I remember my mother in vague. Her beautiful red locks which I inherited, her sweet smile which caused a dimple on her cheek. Her soothing voice which used to sing me lullabies and her necklace which I got after she left. It was simple like her with a simple chain and a red stone. She inherited that from her mother who met the same fate as her. The reason I feared the necklace but still I would hold it close when I was engulfed with fear remembering her wide soothing smile. These are the good parts of my broken memory of her you can say, the other part of it... I don't like tapping into it but still, they follow me to my sleep as my nightmares.

The car took a halt taking me out of my memory lane. I watched outside at the sunny bright weather. There was joy around which was drastically different from my dark mood. I moved my hand around to grab my purse and took out the very first copy of 'The House on The Mango Street'. I take it everywhere I go. The reason is still unknown to me but the person who gifted me this feels closer through this book and it gives me comfort on my bad days. I moved my hand over the cover of the book as a small smile crept across my face remembering the good old times. When everything was still normal in the Northwood, at least I felt it like that. The pages of the book have become old now but my love for the book and the giver of it has just grown immensely over the course of time. I looked outside when the driver took a turn on the tower bridge. My mind started drifting away from me yet again.

I still remember it clearly as it happened yesterday when a murder was reported in the town and the speculations of a psycho on loose blew up, the whole town drowned in horror. The air felt heavy and the clouds a little darker. Days were as scary as nights as the fear of a psycho walking around in the town, blending into the crowd, unnoticed stayed in everyone's mind.

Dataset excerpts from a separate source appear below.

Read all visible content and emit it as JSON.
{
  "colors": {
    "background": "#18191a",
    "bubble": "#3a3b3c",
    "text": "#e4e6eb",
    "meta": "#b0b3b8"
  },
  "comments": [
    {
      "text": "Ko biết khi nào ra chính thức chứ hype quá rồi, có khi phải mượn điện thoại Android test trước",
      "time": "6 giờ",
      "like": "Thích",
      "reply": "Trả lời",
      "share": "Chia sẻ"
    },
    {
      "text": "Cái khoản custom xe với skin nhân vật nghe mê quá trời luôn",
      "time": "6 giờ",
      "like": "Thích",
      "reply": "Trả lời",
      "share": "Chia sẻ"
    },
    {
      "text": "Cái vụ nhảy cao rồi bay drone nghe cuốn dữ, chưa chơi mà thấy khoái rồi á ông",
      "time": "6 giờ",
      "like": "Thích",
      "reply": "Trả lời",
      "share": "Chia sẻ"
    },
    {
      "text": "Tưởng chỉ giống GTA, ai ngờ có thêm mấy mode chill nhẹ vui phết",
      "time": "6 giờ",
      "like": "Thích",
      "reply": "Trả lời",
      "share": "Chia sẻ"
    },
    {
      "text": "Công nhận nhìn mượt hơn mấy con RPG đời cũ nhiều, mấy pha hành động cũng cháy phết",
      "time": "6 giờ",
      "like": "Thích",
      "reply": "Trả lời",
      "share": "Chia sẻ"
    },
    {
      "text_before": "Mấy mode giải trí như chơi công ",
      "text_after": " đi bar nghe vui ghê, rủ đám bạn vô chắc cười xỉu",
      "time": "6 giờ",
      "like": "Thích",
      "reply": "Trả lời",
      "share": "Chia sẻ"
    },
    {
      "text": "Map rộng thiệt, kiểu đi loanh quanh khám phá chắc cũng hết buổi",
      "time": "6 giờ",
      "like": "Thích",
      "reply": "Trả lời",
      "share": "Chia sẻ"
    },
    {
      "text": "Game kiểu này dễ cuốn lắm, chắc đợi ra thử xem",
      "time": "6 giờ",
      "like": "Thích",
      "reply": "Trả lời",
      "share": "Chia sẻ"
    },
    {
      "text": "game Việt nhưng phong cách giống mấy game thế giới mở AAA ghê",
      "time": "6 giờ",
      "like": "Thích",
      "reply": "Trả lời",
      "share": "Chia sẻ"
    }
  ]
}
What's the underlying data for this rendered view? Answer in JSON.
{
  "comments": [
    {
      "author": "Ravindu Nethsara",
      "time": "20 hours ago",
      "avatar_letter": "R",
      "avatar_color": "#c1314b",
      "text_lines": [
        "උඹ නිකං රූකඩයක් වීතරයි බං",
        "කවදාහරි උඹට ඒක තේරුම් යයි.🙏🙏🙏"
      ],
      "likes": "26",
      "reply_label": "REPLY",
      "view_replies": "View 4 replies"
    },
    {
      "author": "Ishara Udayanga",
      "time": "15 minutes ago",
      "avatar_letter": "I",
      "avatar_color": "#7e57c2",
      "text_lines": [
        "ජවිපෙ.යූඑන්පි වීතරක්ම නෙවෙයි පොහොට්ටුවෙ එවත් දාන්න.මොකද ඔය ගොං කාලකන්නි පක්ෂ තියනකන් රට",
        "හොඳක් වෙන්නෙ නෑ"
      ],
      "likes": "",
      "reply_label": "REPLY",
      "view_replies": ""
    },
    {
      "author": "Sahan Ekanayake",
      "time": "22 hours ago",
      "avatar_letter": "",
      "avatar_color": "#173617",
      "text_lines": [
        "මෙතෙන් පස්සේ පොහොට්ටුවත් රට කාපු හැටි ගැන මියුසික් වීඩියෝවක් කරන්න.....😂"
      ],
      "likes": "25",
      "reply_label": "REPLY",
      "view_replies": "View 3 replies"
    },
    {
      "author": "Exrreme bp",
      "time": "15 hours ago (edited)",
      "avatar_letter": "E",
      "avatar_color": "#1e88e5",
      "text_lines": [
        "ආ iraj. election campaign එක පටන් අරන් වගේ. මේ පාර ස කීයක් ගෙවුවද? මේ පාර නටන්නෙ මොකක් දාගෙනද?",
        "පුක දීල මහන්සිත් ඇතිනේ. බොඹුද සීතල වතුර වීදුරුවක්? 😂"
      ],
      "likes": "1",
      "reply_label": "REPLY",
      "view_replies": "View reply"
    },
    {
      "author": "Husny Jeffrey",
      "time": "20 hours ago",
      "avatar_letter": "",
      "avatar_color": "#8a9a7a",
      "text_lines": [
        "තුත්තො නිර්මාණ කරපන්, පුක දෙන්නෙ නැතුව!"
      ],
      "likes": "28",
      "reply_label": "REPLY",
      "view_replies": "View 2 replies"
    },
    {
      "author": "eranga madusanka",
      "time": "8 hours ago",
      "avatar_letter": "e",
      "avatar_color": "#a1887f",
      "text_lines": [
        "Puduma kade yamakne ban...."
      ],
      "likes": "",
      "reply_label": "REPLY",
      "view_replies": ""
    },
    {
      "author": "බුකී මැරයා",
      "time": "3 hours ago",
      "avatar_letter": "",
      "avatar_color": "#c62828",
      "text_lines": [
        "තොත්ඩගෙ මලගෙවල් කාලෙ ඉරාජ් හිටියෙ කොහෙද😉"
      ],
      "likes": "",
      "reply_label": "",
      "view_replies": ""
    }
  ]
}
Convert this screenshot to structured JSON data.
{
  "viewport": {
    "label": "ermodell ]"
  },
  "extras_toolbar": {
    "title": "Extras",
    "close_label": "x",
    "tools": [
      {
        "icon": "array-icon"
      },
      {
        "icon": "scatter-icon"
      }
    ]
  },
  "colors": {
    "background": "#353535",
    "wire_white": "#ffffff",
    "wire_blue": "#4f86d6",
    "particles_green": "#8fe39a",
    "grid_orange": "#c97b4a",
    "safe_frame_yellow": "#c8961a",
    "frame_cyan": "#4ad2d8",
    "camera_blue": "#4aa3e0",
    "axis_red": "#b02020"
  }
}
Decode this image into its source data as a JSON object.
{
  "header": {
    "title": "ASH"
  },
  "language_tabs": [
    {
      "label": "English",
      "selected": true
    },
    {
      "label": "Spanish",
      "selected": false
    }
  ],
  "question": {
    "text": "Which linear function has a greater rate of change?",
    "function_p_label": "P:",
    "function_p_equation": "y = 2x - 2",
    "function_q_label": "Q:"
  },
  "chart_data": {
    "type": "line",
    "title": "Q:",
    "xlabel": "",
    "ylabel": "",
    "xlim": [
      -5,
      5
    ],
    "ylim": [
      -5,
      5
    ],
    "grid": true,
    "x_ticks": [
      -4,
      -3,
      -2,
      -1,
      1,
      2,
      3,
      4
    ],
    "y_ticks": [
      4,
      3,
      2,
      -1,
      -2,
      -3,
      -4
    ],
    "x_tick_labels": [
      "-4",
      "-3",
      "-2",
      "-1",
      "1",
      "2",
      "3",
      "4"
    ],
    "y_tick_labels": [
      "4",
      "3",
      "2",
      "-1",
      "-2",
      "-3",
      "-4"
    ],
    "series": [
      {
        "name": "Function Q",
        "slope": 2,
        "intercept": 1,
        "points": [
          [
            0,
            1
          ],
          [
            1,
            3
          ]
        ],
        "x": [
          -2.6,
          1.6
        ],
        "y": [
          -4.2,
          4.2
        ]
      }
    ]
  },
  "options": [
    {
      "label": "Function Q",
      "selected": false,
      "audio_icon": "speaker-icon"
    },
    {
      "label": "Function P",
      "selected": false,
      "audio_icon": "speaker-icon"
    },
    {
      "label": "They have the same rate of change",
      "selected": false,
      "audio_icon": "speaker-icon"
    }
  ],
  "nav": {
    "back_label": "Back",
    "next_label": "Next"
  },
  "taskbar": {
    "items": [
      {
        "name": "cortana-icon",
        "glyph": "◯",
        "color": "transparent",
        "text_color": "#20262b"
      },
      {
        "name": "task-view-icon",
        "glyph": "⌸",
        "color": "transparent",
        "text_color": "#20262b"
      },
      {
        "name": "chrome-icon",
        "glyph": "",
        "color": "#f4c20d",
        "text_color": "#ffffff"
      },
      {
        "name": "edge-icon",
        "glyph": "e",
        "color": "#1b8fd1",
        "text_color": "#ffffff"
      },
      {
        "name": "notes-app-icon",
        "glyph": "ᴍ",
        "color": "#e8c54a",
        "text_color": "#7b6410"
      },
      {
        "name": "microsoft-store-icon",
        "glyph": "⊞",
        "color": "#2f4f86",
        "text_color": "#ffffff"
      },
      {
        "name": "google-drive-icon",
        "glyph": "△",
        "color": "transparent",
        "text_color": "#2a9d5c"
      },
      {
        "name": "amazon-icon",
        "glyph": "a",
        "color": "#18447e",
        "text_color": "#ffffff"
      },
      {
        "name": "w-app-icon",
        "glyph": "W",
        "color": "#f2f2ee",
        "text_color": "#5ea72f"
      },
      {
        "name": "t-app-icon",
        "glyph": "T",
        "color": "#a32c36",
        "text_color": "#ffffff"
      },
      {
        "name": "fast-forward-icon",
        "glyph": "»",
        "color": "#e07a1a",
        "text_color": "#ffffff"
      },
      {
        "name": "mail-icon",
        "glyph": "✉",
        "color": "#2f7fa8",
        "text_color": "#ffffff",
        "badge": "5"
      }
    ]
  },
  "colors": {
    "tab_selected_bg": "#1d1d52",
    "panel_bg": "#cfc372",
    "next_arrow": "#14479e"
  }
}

Staying away from the main roads and living in a mansion surrounded by woods didn't seem so appealing then. The woods seemed to whisper secrets and night camouflaged the shadows lurking in the dark. The thought of the psycho hiding in the woods consumed my mind and I felt a pair of eyes following me every time I walk to my home.

But everything changed the day I saw him in the woods, covered in black, with a dangerous smile and an intense pair of eyes staring right through me. I never experienced something as scary as that.

Nothing remained the same from that day. I found myself being drawn into a dangerous maze, tangled up in endless lies and confusion. Everyone I knew turned into strangers, the woods which I found as my hideaway turned into my biggest fear. My own room felt unsafe and I felt like I was being scrutinized at every second of the day. Days became dull and nights were cold and dreadful. 

I didn't know a murder in the town will turn my life upside down. Making my life a living nightmare from which I couldn't wake up even if I wanted to. I didn't know wishing for normal was never in my fate. I didn't know horror was nothing but reality itself until it all unveiled in front of me. 

And today after years of staying into the same terror, coping with the nightmares and hallucinating the killer around me everywhere I finally have the courage to unturn the pages of my diary and tell the world that part of my story which took my life upside down. Which made me realize not everything you see is the truth and the coin always has two sides to show. The bright side which stays in the light and the back or dark side which hides in the shadows. Just like how there are two parts to my story as well. The one which contains the dark secrets the town held and the only bright side was the people who helped me to cope with my fears throughout.

I got out of the car when it took a halt in front of the two-story house. My home which gave me the warmth I always needed. I smiled and took a deep breath, taking the suitcase in my hand with the diary resting in my other hand. Ready to face my biggest fear as that soothing and smiling face welcomed me back in this strangest city.